PROJECT SUMMARY/ABSTRACT Clostridium difficile is a highly threatening pathogen that has risen to prominence as a result of antibiotic overuse and misuse. The bacteria are particularly rampant in long-term care and hospital settings, where it is responsible for a significant number of infections. In response to this challenge, researchers are looking into different ways of managing C. difficile infections. One such strategy that holds significant potential is antivirulence vaccination, where the body is trained to recognize and neutralize the “weapons” employed by bacteria to colonize their hosts and proliferate. Despite their promise, these vaccines oftentimes suffer from a lack of efficacy, and their deployment can also be encumbered by the need for parenteral administration. In this exploratory project, our goal is to develop an entirely new biomimetic micromotor vaccine that can be orally administered to effectively protect against C. difficile infection. The platform consists of two key components: (1) a self-propelled magnesium (Mg)-based micromotor and (2) a macrophage membrane coating that detains bacterial virulence factors. When combined together, we hypothesize that these motor toxoids will be capable of delivering C. difficile toxins to the gut’s immune system, where it can elicit potent antibacterial immune responses that protect against subsequent challenge by the pathogen. By leveraging the natural affinity of toxins for cell membranes, this approach can be used to immobilize multiple antigens in a nonreversible manner. The Mg core enables the motor toxoids to propel upon entry into the intestines, and this will promote the active delivery of the antigenic payloads towards the mucosal barrier, enabling better antigen retention and therefore more efficient immune processing and activation. To achieve our goals, we will first develop a motor toxoid formulation loaded with C. difficile toxins and evaluate its characteristics both in vitro and in vivo (Aim 1). Then, in vivo prophylactic efficacy will be evaluated in a murine model of live C. difficile infection (Aim 2). If successful, this approach for the active delivery of oral vaccines can be readily applied to other high-priority pathogens by modulating the membrane coating and bacterial antigens used for synthesis.

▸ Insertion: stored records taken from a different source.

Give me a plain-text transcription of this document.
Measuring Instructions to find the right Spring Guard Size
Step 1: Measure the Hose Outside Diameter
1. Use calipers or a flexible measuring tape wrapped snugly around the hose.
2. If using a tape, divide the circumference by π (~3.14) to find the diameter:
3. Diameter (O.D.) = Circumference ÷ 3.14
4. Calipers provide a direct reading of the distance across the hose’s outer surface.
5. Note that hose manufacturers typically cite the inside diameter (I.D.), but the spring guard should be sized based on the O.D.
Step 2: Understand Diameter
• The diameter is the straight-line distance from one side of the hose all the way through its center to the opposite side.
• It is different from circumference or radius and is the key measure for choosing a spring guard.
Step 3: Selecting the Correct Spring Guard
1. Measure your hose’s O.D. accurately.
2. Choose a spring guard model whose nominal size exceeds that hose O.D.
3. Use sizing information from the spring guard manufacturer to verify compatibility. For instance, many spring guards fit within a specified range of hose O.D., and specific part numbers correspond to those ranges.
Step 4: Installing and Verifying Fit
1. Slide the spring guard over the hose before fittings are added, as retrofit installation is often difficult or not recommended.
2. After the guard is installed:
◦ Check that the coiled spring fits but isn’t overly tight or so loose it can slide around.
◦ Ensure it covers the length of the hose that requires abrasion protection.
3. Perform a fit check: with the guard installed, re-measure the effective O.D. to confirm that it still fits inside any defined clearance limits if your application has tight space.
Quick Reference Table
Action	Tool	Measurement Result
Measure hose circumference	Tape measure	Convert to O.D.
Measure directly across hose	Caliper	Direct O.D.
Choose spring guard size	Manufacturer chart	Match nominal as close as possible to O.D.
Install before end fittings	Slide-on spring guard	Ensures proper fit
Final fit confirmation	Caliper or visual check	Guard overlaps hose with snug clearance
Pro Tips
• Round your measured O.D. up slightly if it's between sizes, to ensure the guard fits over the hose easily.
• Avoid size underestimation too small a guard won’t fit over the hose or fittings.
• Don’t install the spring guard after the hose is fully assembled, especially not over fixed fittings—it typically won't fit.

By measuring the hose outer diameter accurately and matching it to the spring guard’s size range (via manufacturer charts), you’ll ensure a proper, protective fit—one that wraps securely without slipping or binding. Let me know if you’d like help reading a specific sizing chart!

项目概要/摘要 艰难梭菌是一种高度威胁的病原体，由于抗生素的过度使用而变得日益突出 细菌在长期护理和医院环境中尤其猖獗，这是其造成的。 为了应对这一挑战，研究人员正在寻找不同的方法。 控制艰难梭菌感染的一种具有巨大潜力的策略是抗毒力疫苗接种， 身体被训练来识别和消灭细菌用来殖民宿主的“武器” 尽管它们有希望，但这些疫苗常常缺乏功效，而且它们的效果也很差。 在这个探索性项目中，注射给药的需要也会阻碍部署。 目标是开发一种全新的仿生微电机疫苗，可以口服有效地 防止艰难梭菌感染 该平台由两个关键组件组成：(1) 自走式镁。 (Mg) 基微电机和 (2) 保留细菌毒力因子的巨噬细胞膜涂层。 综合起来，我们认为这些运动类毒素将能够将艰难梭菌毒素输送到 肠道的免疫系统，它可以引发有效的抗菌免疫反应，从而防止随后的感染 通过利用毒素对细胞膜的天然亲和力，这种方法可以 用于以不可逆的方式固定多种抗原 镁核心使运动类毒素能够推动。 一旦进入肠道，这将促进抗原有效负载向肠道的主动递送 粘膜屏障，能够更好地保留抗原，从而更有效地进行免疫处理和激活。 为了实现我们的目标，我们将首先开发一种含有艰难梭菌毒素的运动类毒素制剂，并评估 其体外和体内特性（目标 1）然后，将在小鼠体内评估其体内预防功效。 活艰难梭菌感染模型（目标 2）如果成功，这种主动递送口服疫苗的方法可以实现。 通过调节膜涂层和细菌抗原，可以轻松应用于其他高优先级病原体 用于合成。